Thursday, January 31, 2008

Best Practices for Active Response Time Monitoring

At OpenWorld, I was asked about the proper way to set up synthetic transactions for monitoring applications. It was a good question, and I wanted to document my answer in some sort of whitepaper or technote. So far I still haven't gotten around to writing the formal document, so I am going just post it on this blog. Perhaps I could evolve this into the actual document.

As I discussed in the post “Response Time Monitoring - Real User vs. Synthetic”, there is a place for both real user and synthetic monitoring of applications. There are several challenges in using synthetic transactions, however, and these challenges are not unique to Oracle Enterprise Manager. You would have to consider them no matter which tool you use.

First, unless carefully designed, the tests may not be representative of actual end user activities, reducing the usefulness of the measurements. Therefore, you must be very careful in defining those tests. It would be a good idea to sit down with real users to observe how they use the applications. If the application has not been launched, work with the developers, or if there is one, the UI interaction designer to define the flow. In addition, work with your business sponsors to understand where the application will be used and the distribution of user population. You would want to place your synthetic test drivers at locations where it is important to measure user experience.

Second, some synthetic transactions are very hard to create and may introduce noise into business data. While it is usually relatively easy to create query-based synthetic transactions, it is much harder to create transactions that create or update data. For example, if synthetic transactions are to test for successful checkouts on an e-commerce website, the tests must be constructed carefully so that the test orders are not mis-categorized as actual orders.

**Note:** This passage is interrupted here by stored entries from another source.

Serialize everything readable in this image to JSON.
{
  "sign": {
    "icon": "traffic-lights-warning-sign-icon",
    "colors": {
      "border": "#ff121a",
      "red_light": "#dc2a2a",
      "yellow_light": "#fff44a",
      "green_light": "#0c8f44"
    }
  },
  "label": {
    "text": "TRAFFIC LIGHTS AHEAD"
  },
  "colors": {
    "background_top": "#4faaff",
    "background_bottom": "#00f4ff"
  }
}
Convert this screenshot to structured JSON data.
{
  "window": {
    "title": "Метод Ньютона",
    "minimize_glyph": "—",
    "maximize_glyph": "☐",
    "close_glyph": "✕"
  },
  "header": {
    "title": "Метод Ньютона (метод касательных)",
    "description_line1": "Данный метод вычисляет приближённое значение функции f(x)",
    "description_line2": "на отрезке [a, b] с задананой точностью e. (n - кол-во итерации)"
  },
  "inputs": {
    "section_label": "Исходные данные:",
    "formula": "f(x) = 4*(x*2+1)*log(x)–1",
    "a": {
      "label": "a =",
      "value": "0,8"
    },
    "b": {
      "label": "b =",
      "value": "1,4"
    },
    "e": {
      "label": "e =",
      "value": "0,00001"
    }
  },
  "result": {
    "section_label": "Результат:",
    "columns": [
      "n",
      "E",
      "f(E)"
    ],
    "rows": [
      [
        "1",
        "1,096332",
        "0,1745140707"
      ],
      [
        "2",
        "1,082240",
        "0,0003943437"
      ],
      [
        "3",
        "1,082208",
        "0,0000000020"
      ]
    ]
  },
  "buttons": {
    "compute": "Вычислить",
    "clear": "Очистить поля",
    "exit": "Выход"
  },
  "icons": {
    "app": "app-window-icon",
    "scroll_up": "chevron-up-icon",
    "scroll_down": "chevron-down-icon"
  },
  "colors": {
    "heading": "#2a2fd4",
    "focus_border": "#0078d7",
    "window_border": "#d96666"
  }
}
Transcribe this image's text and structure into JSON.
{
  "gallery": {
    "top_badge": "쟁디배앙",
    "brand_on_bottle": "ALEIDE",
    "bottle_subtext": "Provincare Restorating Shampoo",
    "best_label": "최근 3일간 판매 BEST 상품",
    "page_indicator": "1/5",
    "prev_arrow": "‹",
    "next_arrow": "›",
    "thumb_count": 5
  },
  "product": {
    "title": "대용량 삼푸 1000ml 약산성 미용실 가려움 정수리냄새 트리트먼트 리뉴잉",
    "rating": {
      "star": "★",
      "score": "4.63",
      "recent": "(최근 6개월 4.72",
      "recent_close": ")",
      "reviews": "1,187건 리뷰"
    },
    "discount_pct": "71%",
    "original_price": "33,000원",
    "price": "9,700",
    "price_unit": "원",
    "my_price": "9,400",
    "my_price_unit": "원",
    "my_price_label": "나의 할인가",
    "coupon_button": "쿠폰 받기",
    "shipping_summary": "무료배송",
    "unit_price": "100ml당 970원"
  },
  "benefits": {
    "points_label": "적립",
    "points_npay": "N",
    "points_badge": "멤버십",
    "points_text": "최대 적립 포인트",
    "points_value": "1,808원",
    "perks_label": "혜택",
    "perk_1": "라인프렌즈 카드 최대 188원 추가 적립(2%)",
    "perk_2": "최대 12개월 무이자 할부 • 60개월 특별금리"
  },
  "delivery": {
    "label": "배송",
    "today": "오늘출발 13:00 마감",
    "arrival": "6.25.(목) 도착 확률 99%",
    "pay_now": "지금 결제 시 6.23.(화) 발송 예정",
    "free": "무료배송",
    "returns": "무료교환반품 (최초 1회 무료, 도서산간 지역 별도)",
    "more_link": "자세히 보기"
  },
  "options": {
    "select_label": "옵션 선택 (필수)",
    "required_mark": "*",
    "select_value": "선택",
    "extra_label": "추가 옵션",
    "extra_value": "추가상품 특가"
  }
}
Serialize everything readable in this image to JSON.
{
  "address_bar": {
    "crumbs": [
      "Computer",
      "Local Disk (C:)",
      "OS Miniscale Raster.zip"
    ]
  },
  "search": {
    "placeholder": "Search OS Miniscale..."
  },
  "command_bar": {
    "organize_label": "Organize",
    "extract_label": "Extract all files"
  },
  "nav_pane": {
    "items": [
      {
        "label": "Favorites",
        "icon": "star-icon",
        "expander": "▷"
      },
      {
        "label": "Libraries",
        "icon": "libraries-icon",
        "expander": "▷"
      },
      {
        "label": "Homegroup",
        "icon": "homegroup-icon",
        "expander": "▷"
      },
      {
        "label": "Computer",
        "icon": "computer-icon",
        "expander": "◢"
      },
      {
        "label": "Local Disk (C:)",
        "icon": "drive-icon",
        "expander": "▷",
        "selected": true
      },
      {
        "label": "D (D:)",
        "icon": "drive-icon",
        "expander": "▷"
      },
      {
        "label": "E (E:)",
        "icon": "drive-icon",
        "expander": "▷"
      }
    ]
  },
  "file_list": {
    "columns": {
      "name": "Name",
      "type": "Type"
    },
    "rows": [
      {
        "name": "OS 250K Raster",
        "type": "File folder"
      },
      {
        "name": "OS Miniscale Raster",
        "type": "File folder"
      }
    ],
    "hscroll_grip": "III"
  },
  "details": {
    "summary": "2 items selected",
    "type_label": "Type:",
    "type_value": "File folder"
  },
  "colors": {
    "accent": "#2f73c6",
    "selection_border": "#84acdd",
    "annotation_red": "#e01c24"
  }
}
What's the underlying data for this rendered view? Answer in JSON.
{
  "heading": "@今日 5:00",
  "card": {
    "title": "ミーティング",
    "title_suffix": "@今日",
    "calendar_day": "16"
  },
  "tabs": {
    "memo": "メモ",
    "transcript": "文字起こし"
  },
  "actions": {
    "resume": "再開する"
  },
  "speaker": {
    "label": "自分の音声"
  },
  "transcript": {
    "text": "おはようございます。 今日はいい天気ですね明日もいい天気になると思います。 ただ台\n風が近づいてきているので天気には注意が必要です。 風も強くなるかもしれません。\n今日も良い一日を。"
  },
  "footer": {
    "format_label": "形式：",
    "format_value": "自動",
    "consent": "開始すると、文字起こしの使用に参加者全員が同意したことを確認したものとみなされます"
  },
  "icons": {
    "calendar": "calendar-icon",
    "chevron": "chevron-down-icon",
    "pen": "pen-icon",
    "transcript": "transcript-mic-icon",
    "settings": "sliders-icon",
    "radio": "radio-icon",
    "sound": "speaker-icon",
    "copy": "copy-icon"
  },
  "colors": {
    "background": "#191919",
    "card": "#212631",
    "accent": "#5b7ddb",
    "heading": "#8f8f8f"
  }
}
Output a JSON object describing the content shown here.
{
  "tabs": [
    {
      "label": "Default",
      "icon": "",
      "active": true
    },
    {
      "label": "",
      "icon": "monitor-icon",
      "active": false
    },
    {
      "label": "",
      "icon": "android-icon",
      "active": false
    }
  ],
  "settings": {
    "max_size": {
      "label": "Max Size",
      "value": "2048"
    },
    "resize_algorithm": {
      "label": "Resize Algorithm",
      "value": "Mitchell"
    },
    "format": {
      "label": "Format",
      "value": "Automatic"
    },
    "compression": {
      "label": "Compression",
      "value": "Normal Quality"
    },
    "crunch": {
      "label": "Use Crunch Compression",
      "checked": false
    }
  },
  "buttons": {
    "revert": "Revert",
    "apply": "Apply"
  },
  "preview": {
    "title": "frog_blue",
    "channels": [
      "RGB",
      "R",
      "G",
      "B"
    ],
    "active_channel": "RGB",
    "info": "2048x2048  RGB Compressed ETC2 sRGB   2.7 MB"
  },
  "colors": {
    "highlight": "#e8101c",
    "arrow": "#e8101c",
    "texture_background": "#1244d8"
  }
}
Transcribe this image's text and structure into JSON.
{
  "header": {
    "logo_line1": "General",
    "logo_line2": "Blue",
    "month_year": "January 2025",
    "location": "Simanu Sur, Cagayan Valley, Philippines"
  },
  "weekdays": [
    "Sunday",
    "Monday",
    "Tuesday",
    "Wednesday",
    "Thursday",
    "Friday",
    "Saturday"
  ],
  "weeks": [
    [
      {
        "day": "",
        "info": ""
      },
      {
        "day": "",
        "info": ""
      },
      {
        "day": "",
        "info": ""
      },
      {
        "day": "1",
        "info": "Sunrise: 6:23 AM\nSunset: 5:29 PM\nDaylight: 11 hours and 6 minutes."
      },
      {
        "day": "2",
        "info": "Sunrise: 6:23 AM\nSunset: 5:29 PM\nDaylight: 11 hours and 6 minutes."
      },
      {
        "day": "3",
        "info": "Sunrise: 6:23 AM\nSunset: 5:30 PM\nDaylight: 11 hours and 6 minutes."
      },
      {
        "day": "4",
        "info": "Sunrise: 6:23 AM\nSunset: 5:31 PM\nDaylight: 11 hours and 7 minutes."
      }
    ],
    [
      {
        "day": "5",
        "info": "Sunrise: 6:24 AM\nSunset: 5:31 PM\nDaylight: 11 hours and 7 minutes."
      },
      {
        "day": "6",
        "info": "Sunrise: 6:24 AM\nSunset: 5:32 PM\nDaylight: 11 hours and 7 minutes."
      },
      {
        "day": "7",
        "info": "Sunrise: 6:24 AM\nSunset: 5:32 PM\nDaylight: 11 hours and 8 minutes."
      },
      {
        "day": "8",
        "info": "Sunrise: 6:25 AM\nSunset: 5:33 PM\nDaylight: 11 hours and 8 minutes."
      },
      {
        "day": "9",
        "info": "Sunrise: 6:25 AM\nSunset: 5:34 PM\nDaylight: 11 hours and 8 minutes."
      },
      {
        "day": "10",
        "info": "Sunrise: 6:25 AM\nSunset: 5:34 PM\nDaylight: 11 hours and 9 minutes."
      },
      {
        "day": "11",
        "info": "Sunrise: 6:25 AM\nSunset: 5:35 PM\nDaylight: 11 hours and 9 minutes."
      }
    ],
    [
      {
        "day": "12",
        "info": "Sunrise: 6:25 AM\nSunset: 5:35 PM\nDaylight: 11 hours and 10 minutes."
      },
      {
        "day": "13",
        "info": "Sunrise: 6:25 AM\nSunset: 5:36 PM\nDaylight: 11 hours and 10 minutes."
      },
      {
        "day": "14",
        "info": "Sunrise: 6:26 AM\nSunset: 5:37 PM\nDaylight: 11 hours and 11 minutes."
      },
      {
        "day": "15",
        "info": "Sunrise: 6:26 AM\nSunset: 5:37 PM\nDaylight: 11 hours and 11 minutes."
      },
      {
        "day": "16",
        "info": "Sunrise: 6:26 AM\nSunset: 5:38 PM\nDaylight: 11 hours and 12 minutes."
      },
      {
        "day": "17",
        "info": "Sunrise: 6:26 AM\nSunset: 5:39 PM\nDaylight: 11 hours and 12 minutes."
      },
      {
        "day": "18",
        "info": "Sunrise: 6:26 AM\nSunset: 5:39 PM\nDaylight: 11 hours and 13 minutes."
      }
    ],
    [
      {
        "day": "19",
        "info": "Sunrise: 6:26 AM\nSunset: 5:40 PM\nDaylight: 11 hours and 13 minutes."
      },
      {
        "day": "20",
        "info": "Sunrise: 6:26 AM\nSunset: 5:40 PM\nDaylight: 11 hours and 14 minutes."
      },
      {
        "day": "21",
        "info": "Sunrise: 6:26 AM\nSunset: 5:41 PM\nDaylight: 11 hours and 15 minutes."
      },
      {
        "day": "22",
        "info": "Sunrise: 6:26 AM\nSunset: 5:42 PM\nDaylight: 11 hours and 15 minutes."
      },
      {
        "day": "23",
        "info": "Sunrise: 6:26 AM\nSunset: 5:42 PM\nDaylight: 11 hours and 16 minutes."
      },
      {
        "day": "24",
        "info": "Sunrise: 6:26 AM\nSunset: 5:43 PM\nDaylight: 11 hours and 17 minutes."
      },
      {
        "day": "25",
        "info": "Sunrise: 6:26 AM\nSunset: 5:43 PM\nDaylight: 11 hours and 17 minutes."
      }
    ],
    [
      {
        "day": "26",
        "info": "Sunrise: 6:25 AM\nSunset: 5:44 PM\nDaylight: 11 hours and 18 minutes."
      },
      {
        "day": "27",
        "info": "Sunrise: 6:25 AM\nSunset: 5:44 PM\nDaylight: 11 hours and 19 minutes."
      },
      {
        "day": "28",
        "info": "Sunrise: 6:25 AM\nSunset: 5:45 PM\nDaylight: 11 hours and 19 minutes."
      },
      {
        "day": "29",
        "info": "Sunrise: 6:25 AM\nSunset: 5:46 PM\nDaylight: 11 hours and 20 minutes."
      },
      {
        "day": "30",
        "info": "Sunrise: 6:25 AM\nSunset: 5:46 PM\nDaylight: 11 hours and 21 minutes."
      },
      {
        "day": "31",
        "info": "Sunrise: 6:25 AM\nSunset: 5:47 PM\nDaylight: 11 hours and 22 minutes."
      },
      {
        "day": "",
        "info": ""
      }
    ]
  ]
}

To mitigate these potential problems, you should set up dedicated test account(s) to make it easier to tell whether something running on the application came from real users or the synthetic tests. For operations that involve changing data, determine ways to exclude those data from your reports. If it is possible, look for ways to purge the test data out of the system. It is not always possible or easy to do this, as some business processes do not allow changes to data after a certain point. If you are working with a custom application, consider building a “test mode” into the application to make it easier to roll back changes.

Third, security and authorization policies might impact the tests as well. You need to make sure that whatever test application user account has the proper access privilege to access the application elements to be tested. If authorization policies change, you need to verify to make sure that the tests are not affected. The same kind of consideration applies to passwords as well. If you are required to change passwords due to password aging policies, you need to make sure that those changes are reflected in your test setup.

Fourth, synthetic tests may introduce load into your application, so be judicious when setting up test frequency to avoid overloading your application. This means that you may not want to just use all your functional or load test scripts for production monitoring. These scripts were created for different purposes – testing functionality, and stress testing the application, and they may be an overkill for what you need to do to just test the application enough so that you can tell whether key operations are working.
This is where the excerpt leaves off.